The popularity of Russian literature spreads worldwide. While some people enjoy intense classics such as War and Peace, others might be interested in an easier gateway into Russian literature. Russian literature is widely known for a good reason, and being able to read Russian classics in the original Russian will expand your literary scope. Listed below are 4 best Russian novels to read for beginners. The novels recommended below are not just for improving your reading skills in general but also introduce you to classic stories and folk tales from Russian literary history.

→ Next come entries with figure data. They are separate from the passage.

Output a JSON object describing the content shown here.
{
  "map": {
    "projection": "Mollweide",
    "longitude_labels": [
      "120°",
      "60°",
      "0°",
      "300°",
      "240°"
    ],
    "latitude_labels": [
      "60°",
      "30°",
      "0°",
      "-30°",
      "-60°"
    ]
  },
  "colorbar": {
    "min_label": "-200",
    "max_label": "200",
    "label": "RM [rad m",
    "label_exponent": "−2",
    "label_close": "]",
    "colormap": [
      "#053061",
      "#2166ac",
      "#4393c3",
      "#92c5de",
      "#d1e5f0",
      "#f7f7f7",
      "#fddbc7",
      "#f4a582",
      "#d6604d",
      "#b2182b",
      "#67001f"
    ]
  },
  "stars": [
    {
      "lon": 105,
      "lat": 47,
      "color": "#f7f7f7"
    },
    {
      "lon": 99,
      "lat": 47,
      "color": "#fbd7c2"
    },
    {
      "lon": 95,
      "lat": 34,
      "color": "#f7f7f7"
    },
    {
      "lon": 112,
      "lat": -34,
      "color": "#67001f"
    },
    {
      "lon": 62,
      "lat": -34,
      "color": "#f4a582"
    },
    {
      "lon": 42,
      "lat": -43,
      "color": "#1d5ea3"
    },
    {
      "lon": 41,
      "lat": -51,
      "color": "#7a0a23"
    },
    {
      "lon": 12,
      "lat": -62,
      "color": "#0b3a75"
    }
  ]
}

  1. White Nights by Fyodor Dostoyevsky

This story is the one people used to introduce others to Dostoyevsky. If you like Russian festival called White Nights, you will like Fyodor Mikhailovich, and if you do not then you will not. In it, you are going to be introduced to a charming, intelligent young man who lives on the edges of St. Petersburg, a shy dreamer who spends almost all his time alone. However, the life of his observations and imagination is very rich. He daydreams in 3D with vivid colors. Passionate and intricate tales engross him completely, to the point that an actual friend knocking on his door to say hello flusters him, leaving him nonplussed for the entire short awkward visit. Dostoyevsky, in his brilliant way, will make you care deeply about the hero and feel a total sense of identification with him. Each time you read this story, the more Dostoyevsky plumbs the secret depths of your soul that not even you have any idea of. You will feel as though he is writing about you and only you, through a century and a half of time travel and a thorough reading of your subconscious mind.

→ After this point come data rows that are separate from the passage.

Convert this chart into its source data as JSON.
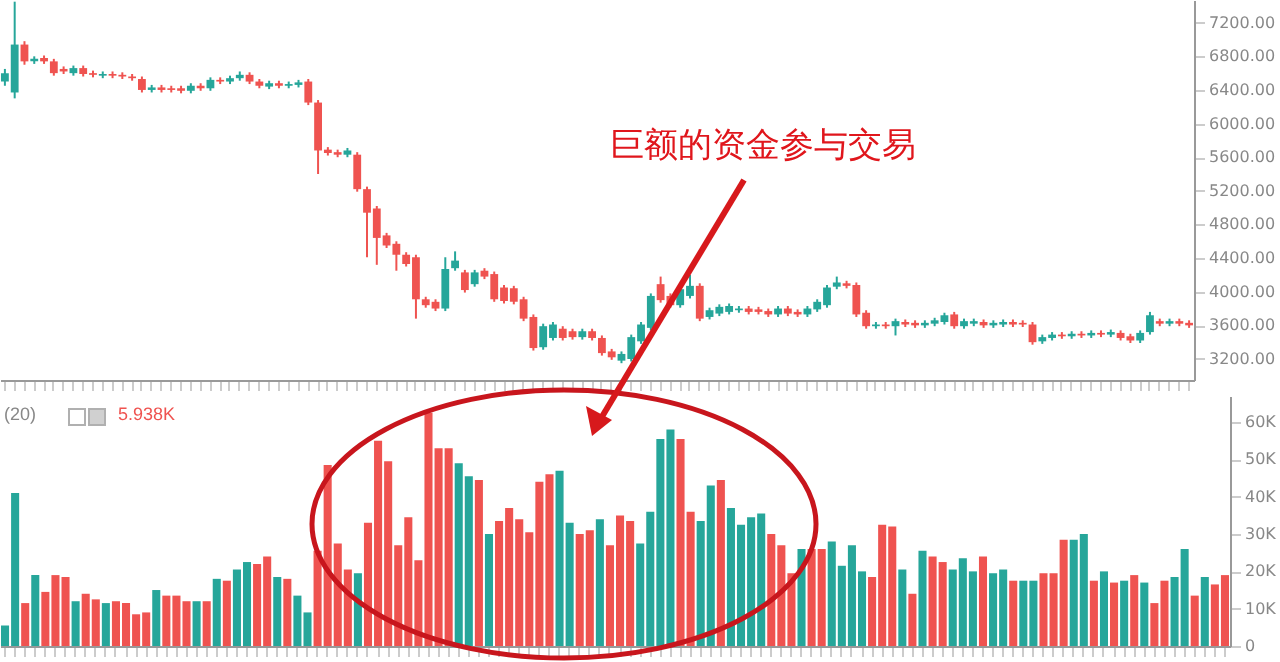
{
  "chart_data": [
    {
      "type": "candlestick",
      "categories": [
        null,
        null,
        null,
        null,
        null,
        null,
        null,
        null,
        null,
        null,
        null,
        null,
        null,
        null,
        null,
        null,
        null,
        null,
        null,
        null,
        null,
        null,
        null,
        null,
        null,
        null,
        null,
        null,
        null,
        null,
        null,
        null,
        null,
        null,
        null,
        null,
        null,
        null,
        null,
        null,
        null,
        null,
        null,
        null,
        null,
        null,
        null,
        null,
        null,
        null,
        null,
        null,
        null,
        null,
        null,
        null,
        null,
        null,
        null,
        null,
        null,
        null,
        null,
        null,
        null,
        null,
        null,
        null,
        null,
        null,
        null,
        null,
        null,
        null,
        null,
        null,
        null,
        null,
        null,
        null,
        null,
        null,
        null,
        null,
        null,
        null,
        null,
        null,
        null,
        null,
        null,
        null,
        null,
        null,
        null,
        null,
        null,
        null,
        null,
        null,
        null,
        null,
        null,
        null,
        null,
        null,
        null,
        null,
        null,
        null,
        null,
        null,
        null,
        null,
        null,
        null,
        null,
        null,
        null,
        null,
        null,
        null
      ],
      "ohlc": [
        [
          6500,
          6650,
          6450,
          6600
        ],
        [
          6370,
          7450,
          6300,
          6940
        ],
        [
          6940,
          6980,
          6700,
          6740
        ],
        [
          6740,
          6800,
          6710,
          6770
        ],
        [
          6780,
          6810,
          6710,
          6740
        ],
        [
          6740,
          6770,
          6570,
          6600
        ],
        [
          6650,
          6680,
          6590,
          6620
        ],
        [
          6600,
          6690,
          6570,
          6660
        ],
        [
          6660,
          6690,
          6560,
          6590
        ],
        [
          6600,
          6630,
          6550,
          6580
        ],
        [
          6570,
          6620,
          6540,
          6590
        ],
        [
          6590,
          6620,
          6540,
          6570
        ],
        [
          6580,
          6610,
          6530,
          6560
        ],
        [
          6560,
          6590,
          6510,
          6540
        ],
        [
          6530,
          6560,
          6370,
          6400
        ],
        [
          6400,
          6460,
          6370,
          6430
        ],
        [
          6430,
          6460,
          6370,
          6400
        ],
        [
          6420,
          6450,
          6370,
          6400
        ],
        [
          6420,
          6450,
          6360,
          6390
        ],
        [
          6390,
          6480,
          6360,
          6450
        ],
        [
          6450,
          6480,
          6390,
          6420
        ],
        [
          6420,
          6550,
          6390,
          6520
        ],
        [
          6520,
          6550,
          6470,
          6500
        ],
        [
          6500,
          6570,
          6470,
          6540
        ],
        [
          6540,
          6620,
          6510,
          6580
        ],
        [
          6580,
          6610,
          6470,
          6500
        ],
        [
          6500,
          6530,
          6420,
          6450
        ],
        [
          6440,
          6510,
          6410,
          6480
        ],
        [
          6480,
          6510,
          6420,
          6450
        ],
        [
          6450,
          6500,
          6420,
          6470
        ],
        [
          6460,
          6520,
          6430,
          6490
        ],
        [
          6500,
          6530,
          6220,
          6250
        ],
        [
          6250,
          6280,
          5400,
          5680
        ],
        [
          5690,
          5720,
          5620,
          5650
        ],
        [
          5660,
          5690,
          5600,
          5630
        ],
        [
          5630,
          5710,
          5600,
          5680
        ],
        [
          5630,
          5660,
          5190,
          5220
        ],
        [
          5220,
          5250,
          4410,
          4940
        ],
        [
          4990,
          5020,
          4320,
          4640
        ],
        [
          4670,
          4700,
          4520,
          4550
        ],
        [
          4570,
          4600,
          4250,
          4440
        ],
        [
          4440,
          4470,
          4300,
          4330
        ],
        [
          4410,
          4440,
          3680,
          3910
        ],
        [
          3910,
          3940,
          3810,
          3840
        ],
        [
          3880,
          3910,
          3770,
          3800
        ],
        [
          3800,
          4410,
          3770,
          4270
        ],
        [
          4280,
          4480,
          4250,
          4370
        ],
        [
          4230,
          4260,
          3990,
          4020
        ],
        [
          4090,
          4260,
          4060,
          4230
        ],
        [
          4250,
          4280,
          4150,
          4180
        ],
        [
          4210,
          4240,
          3880,
          3910
        ],
        [
          4050,
          4080,
          3860,
          3890
        ],
        [
          4040,
          4070,
          3850,
          3880
        ],
        [
          3910,
          3940,
          3650,
          3680
        ],
        [
          3700,
          3730,
          3300,
          3330
        ],
        [
          3340,
          3620,
          3310,
          3590
        ],
        [
          3450,
          3640,
          3420,
          3610
        ],
        [
          3560,
          3590,
          3420,
          3450
        ],
        [
          3530,
          3560,
          3430,
          3460
        ],
        [
          3460,
          3560,
          3430,
          3530
        ],
        [
          3530,
          3560,
          3420,
          3450
        ],
        [
          3450,
          3480,
          3240,
          3270
        ],
        [
          3290,
          3320,
          3190,
          3220
        ],
        [
          3180,
          3290,
          3150,
          3260
        ],
        [
          3200,
          3490,
          3170,
          3460
        ],
        [
          3410,
          3640,
          3380,
          3610
        ],
        [
          3570,
          3980,
          3540,
          3950
        ],
        [
          4090,
          4180,
          3870,
          3900
        ],
        [
          3950,
          3980,
          3810,
          3840
        ],
        [
          3840,
          4060,
          3810,
          4030
        ],
        [
          3950,
          4200,
          3920,
          4070
        ],
        [
          4070,
          4100,
          3650,
          3680
        ],
        [
          3700,
          3810,
          3670,
          3780
        ],
        [
          3740,
          3850,
          3710,
          3820
        ],
        [
          3760,
          3860,
          3730,
          3830
        ],
        [
          3780,
          3830,
          3750,
          3800
        ],
        [
          3800,
          3830,
          3730,
          3760
        ],
        [
          3790,
          3820,
          3730,
          3760
        ],
        [
          3770,
          3800,
          3700,
          3730
        ],
        [
          3730,
          3830,
          3700,
          3800
        ],
        [
          3800,
          3830,
          3710,
          3740
        ],
        [
          3760,
          3790,
          3700,
          3730
        ],
        [
          3730,
          3830,
          3700,
          3800
        ],
        [
          3790,
          3910,
          3760,
          3880
        ],
        [
          3840,
          4080,
          3810,
          4050
        ],
        [
          4060,
          4180,
          4030,
          4110
        ],
        [
          4100,
          4130,
          4040,
          4070
        ],
        [
          4080,
          4110,
          3700,
          3730
        ],
        [
          3750,
          3780,
          3560,
          3590
        ],
        [
          3590,
          3640,
          3560,
          3610
        ],
        [
          3610,
          3640,
          3560,
          3590
        ],
        [
          3590,
          3680,
          3480,
          3650
        ],
        [
          3640,
          3670,
          3580,
          3610
        ],
        [
          3630,
          3660,
          3570,
          3600
        ],
        [
          3600,
          3660,
          3570,
          3630
        ],
        [
          3620,
          3690,
          3590,
          3660
        ],
        [
          3640,
          3750,
          3610,
          3720
        ],
        [
          3730,
          3760,
          3560,
          3590
        ],
        [
          3590,
          3680,
          3560,
          3650
        ],
        [
          3620,
          3680,
          3590,
          3650
        ],
        [
          3640,
          3670,
          3570,
          3600
        ],
        [
          3600,
          3660,
          3570,
          3630
        ],
        [
          3610,
          3670,
          3580,
          3640
        ],
        [
          3640,
          3670,
          3580,
          3610
        ],
        [
          3630,
          3660,
          3580,
          3610
        ],
        [
          3610,
          3640,
          3370,
          3400
        ],
        [
          3410,
          3490,
          3380,
          3460
        ],
        [
          3450,
          3520,
          3420,
          3490
        ],
        [
          3490,
          3520,
          3440,
          3470
        ],
        [
          3470,
          3530,
          3440,
          3500
        ],
        [
          3500,
          3530,
          3450,
          3480
        ],
        [
          3480,
          3540,
          3450,
          3510
        ],
        [
          3510,
          3540,
          3460,
          3490
        ],
        [
          3490,
          3550,
          3460,
          3520
        ],
        [
          3510,
          3540,
          3420,
          3450
        ],
        [
          3470,
          3500,
          3390,
          3420
        ],
        [
          3420,
          3540,
          3390,
          3510
        ],
        [
          3520,
          3760,
          3490,
          3720
        ],
        [
          3650,
          3680,
          3590,
          3620
        ],
        [
          3620,
          3680,
          3590,
          3650
        ],
        [
          3650,
          3680,
          3590,
          3620
        ],
        [
          3630,
          3660,
          3570,
          3600
        ]
      ],
      "colors": [
        "#26a69a",
        "#26a69a",
        "#ef5350",
        "#26a69a",
        "#ef5350",
        "#ef5350",
        "#ef5350",
        "#26a69a",
        "#ef5350",
        "#ef5350",
        "#26a69a",
        "#ef5350",
        "#ef5350",
        "#ef5350",
        "#ef5350",
        "#26a69a",
        "#ef5350",
        "#ef5350",
        "#ef5350",
        "#26a69a",
        "#ef5350",
        "#26a69a",
        "#ef5350",
        "#26a69a",
        "#26a69a",
        "#ef5350",
        "#ef5350",
        "#26a69a",
        "#ef5350",
        "#26a69a",
        "#26a69a",
        "#ef5350",
        "#ef5350",
        "#ef5350",
        "#ef5350",
        "#26a69a",
        "#ef5350",
        "#ef5350",
        "#ef5350",
        "#ef5350",
        "#ef5350",
        "#ef5350",
        "#ef5350",
        "#ef5350",
        "#ef5350",
        "#26a69a",
        "#26a69a",
        "#ef5350",
        "#26a69a",
        "#ef5350",
        "#ef5350",
        "#ef5350",
        "#ef5350",
        "#ef5350",
        "#ef5350",
        "#26a69a",
        "#26a69a",
        "#ef5350",
        "#ef5350",
        "#26a69a",
        "#ef5350",
        "#ef5350",
        "#ef5350",
        "#26a69a",
        "#26a69a",
        "#26a69a",
        "#26a69a",
        "#ef5350",
        "#ef5350",
        "#26a69a",
        "#26a69a",
        "#ef5350",
        "#26a69a",
        "#26a69a",
        "#26a69a",
        "#26a69a",
        "#ef5350",
        "#ef5350",
        "#ef5350",
        "#26a69a",
        "#ef5350",
        "#ef5350",
        "#26a69a",
        "#26a69a",
        "#26a69a",
        "#26a69a",
        "#ef5350",
        "#ef5350",
        "#ef5350",
        "#26a69a",
        "#ef5350",
        "#26a69a",
        "#ef5350",
        "#ef5350",
        "#26a69a",
        "#26a69a",
        "#26a69a",
        "#ef5350",
        "#26a69a",
        "#26a69a",
        "#ef5350",
        "#26a69a",
        "#26a69a",
        "#ef5350",
        "#ef5350",
        "#ef5350",
        "#26a69a",
        "#26a69a",
        "#ef5350",
        "#26a69a",
        "#ef5350",
        "#26a69a",
        "#ef5350",
        "#26a69a",
        "#ef5350",
        "#ef5350",
        "#26a69a",
        "#26a69a",
        "#ef5350",
        "#26a69a",
        "#ef5350",
        "#ef5350"
      ],
      "ylim": [
        2950,
        7470
      ],
      "yticks": [
        {
          "value": 3200,
          "label": "3200.00"
        },
        {
          "value": 3600,
          "label": "3600.00"
        },
        {
          "value": 4000,
          "label": "4000.00"
        },
        {
          "value": 4400,
          "label": "4400.00"
        },
        {
          "value": 4800,
          "label": "4800.00"
        },
        {
          "value": 5200,
          "label": "5200.00"
        },
        {
          "value": 5600,
          "label": "5600.00"
        },
        {
          "value": 6000,
          "label": "6000.00"
        },
        {
          "value": 6400,
          "label": "6400.00"
        },
        {
          "value": 6800,
          "label": "6800.00"
        },
        {
          "value": 7200,
          "label": "7200.00"
        }
      ],
      "tick_labels": "y",
      "annotations": [
        "巨额的资金参与交易"
      ]
    },
    {
      "type": "bar",
      "categories": [
        null,
        null,
        null,
        null,
        null,
        null,
        null,
        null,
        null,
        null,
        null,
        null,
        null,
        null,
        null,
        null,
        null,
        null,
        null,
        null,
        null,
        null,
        null,
        null,
        null,
        null,
        null,
        null,
        null,
        null,
        null,
        null,
        null,
        null,
        null,
        null,
        null,
        null,
        null,
        null,
        null,
        null,
        null,
        null,
        null,
        null,
        null,
        null,
        null,
        null,
        null,
        null,
        null,
        null,
        null,
        null,
        null,
        null,
        null,
        null,
        null,
        null,
        null,
        null,
        null,
        null,
        null,
        null,
        null,
        null,
        null,
        null,
        null,
        null,
        null,
        null,
        null,
        null,
        null,
        null,
        null,
        null,
        null,
        null,
        null,
        null,
        null,
        null,
        null,
        null,
        null,
        null,
        null,
        null,
        null,
        null,
        null,
        null,
        null,
        null,
        null,
        null,
        null,
        null,
        null,
        null,
        null,
        null,
        null,
        null,
        null,
        null,
        null,
        null,
        null,
        null,
        null,
        null,
        null,
        null,
        null,
        null
      ],
      "values": [
        5500,
        41000,
        11500,
        19000,
        14500,
        19000,
        18500,
        12000,
        14000,
        12500,
        11500,
        12000,
        11500,
        8500,
        9000,
        15000,
        13500,
        13500,
        12000,
        12000,
        12000,
        18000,
        17500,
        20500,
        22500,
        22000,
        24000,
        18500,
        18000,
        13500,
        9000,
        25500,
        48500,
        27500,
        20500,
        19500,
        33000,
        55000,
        49500,
        27000,
        34500,
        23000,
        62500,
        53000,
        53000,
        49000,
        45500,
        44500,
        30000,
        33500,
        37000,
        34000,
        30500,
        44000,
        46000,
        47000,
        33000,
        30000,
        31000,
        34000,
        27000,
        35000,
        33500,
        27500,
        36000,
        55500,
        58000,
        55500,
        36000,
        33500,
        43000,
        44500,
        37000,
        32500,
        34500,
        35500,
        30000,
        27000,
        19500,
        26000,
        26000,
        26000,
        28000,
        21500,
        27000,
        20000,
        18500,
        32500,
        32000,
        20500,
        14000,
        25500,
        24000,
        22500,
        20500,
        23500,
        20000,
        24000,
        19500,
        20500,
        17500,
        17500,
        17500,
        19500,
        19500,
        28500,
        28500,
        30000,
        17500,
        20000,
        17000,
        17500,
        19000,
        17000,
        11500,
        17500,
        18500,
        26000,
        13500,
        18500,
        16500,
        19000
      ],
      "colors": [
        "#26a69a",
        "#26a69a",
        "#ef5350",
        "#26a69a",
        "#ef5350",
        "#ef5350",
        "#ef5350",
        "#26a69a",
        "#ef5350",
        "#ef5350",
        "#26a69a",
        "#ef5350",
        "#ef5350",
        "#ef5350",
        "#ef5350",
        "#26a69a",
        "#ef5350",
        "#ef5350",
        "#ef5350",
        "#26a69a",
        "#ef5350",
        "#26a69a",
        "#ef5350",
        "#26a69a",
        "#26a69a",
        "#ef5350",
        "#ef5350",
        "#26a69a",
        "#ef5350",
        "#26a69a",
        "#26a69a",
        "#ef5350",
        "#ef5350",
        "#ef5350",
        "#ef5350",
        "#26a69a",
        "#ef5350",
        "#ef5350",
        "#ef5350",
        "#ef5350",
        "#ef5350",
        "#ef5350",
        "#ef5350",
        "#ef5350",
        "#ef5350",
        "#26a69a",
        "#26a69a",
        "#ef5350",
        "#26a69a",
        "#ef5350",
        "#ef5350",
        "#ef5350",
        "#ef5350",
        "#ef5350",
        "#ef5350",
        "#26a69a",
        "#26a69a",
        "#ef5350",
        "#ef5350",
        "#26a69a",
        "#ef5350",
        "#ef5350",
        "#ef5350",
        "#26a69a",
        "#26a69a",
        "#26a69a",
        "#26a69a",
        "#ef5350",
        "#ef5350",
        "#26a69a",
        "#26a69a",
        "#ef5350",
        "#26a69a",
        "#26a69a",
        "#26a69a",
        "#26a69a",
        "#ef5350",
        "#ef5350",
        "#ef5350",
        "#26a69a",
        "#ef5350",
        "#ef5350",
        "#26a69a",
        "#26a69a",
        "#26a69a",
        "#26a69a",
        "#ef5350",
        "#ef5350",
        "#ef5350",
        "#26a69a",
        "#ef5350",
        "#26a69a",
        "#ef5350",
        "#ef5350",
        "#26a69a",
        "#26a69a",
        "#26a69a",
        "#ef5350",
        "#26a69a",
        "#26a69a",
        "#ef5350",
        "#26a69a",
        "#26a69a",
        "#ef5350",
        "#ef5350",
        "#ef5350",
        "#26a69a",
        "#26a69a",
        "#ef5350",
        "#26a69a",
        "#ef5350",
        "#26a69a",
        "#ef5350",
        "#26a69a",
        "#ef5350",
        "#ef5350",
        "#26a69a",
        "#26a69a",
        "#ef5350",
        "#26a69a",
        "#ef5350",
        "#ef5350"
      ],
      "ylim": [
        0,
        67000
      ],
      "yticks": [
        {
          "value": 0,
          "label": "0"
        },
        {
          "value": 10000,
          "label": "10K"
        },
        {
          "value": 20000,
          "label": "20K"
        },
        {
          "value": 30000,
          "label": "30K"
        },
        {
          "value": 40000,
          "label": "40K"
        },
        {
          "value": 50000,
          "label": "50K"
        },
        {
          "value": 60000,
          "label": "60K"
        }
      ],
      "tick_labels": "y",
      "annotations": [
        "(20)",
        "5.938K"
      ]
    }
  ]
}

  1. Heart of A Dog by Mikhail Bulgakov

Despite being a short story, this book actually has endless layers. On the surface, it is a hilariously sad story about a science experiment gone really wrong in the direction that its creator did not quite anticipate, and all the funny antics of the newly created sort-of-human Sharikov.

On the other level, it is a cautionary warning about what happens when power falls in the hands of those who should not be allowed to possess it, and the dangers and pitfalls of the system that allows that to happen including an easy step from killing cats to pointing guns at real people, forcing sex in exchange for keeping a job, and of course the ultimate evil that was to penetrate the fabric of the years to come, writing complaints about little else than petty personal gains.

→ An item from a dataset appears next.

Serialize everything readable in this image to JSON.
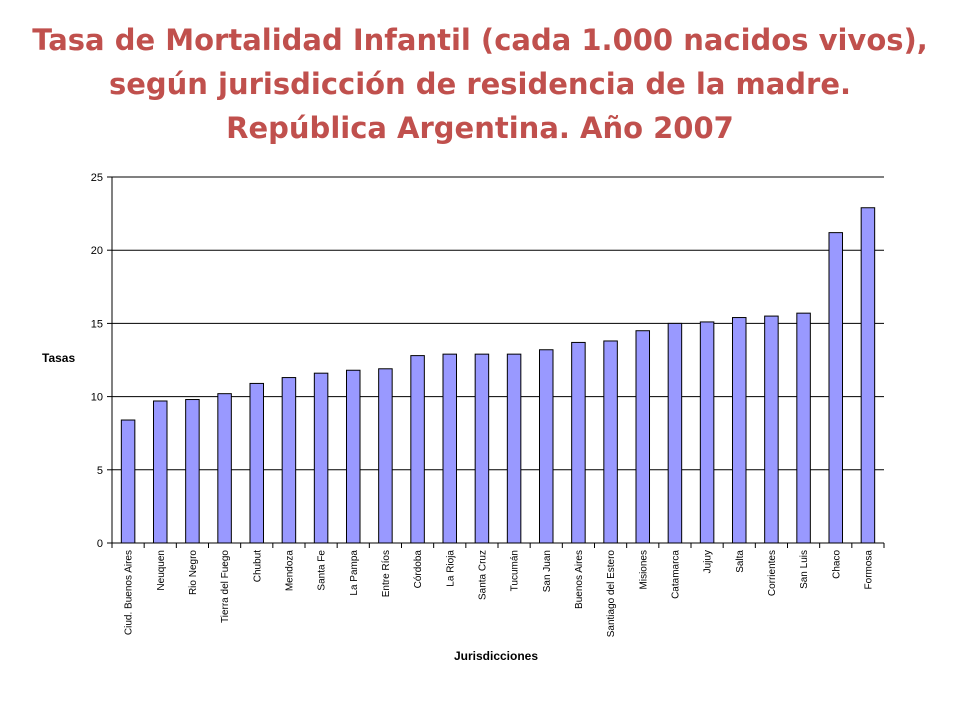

Heart of A Dog is, before anything else, interesting. It is just really entertaining. Bulgakov delivers a solid core message amongst all this hysteria about the dangers of people and government brandishing their power on others, about how terrifyingly bad things can go when the haves help themselves to the have-nots. You can think for days on this stuff and go around in circles because there are just so many ideas flying around in the 100 pages of this book.

  1. Day of the Oprichnik (Oprichnik’s Russia #1) by Vladimir Sorokin

It is a futuristic Russian novel tied to the past. Sorokin has gone through Soviet Russia and the rise and fall of democracy. This book tells a story about a single day in the life of Oprichnik Andrei Danilovich Komiaga in post-Putin Russia.

Sorokin takes a reader on a trip to a Russia that returns to the past which was ruled by an autocratic Czar and a renewed religious fervor in the country. The readers will experience a day in the life of Andrei Danilovich Komiaga, a rising member of the small Oprichnik unit. In addition, to strengthening the royal decrees, there are also the operations of the unit as what seems to be an organized crime family. Drugs, extortion, and luxury are the way of life. The readers will also witness the variable moral values where cursing is disallowed but rape is accepted. Day of the Oprichnik is a novel of what possibly happens when a society blindly falls to a religion or a ruler. Although it is a bit hyperbolic at times, the message is still clear.

  1. The Overcoat and Other Short Stories by Nikolai Gogol

This book is really engaging and easy to follow. The writing is beautiful and powerful all at once, not snooty or pretentious at all. It is also original, deep, enlightening, and timeless, especially in that it never tries to focus on trends or fads but rather lifestyles that continue to prevail in some various points throughout history. Gogol writes in the absurd genre so sometimes it may seem weird for some people, but he also draws out human emotions to make his characters seem so real and makes such great commentary on the life that he will make you want to read and re-read his books. Even in his short stories, there are often many details and it is not surprising that Gogol is often considered to be the Father of Realism in Russian literature.

So, those are 4 best Russian novels to read for beginners.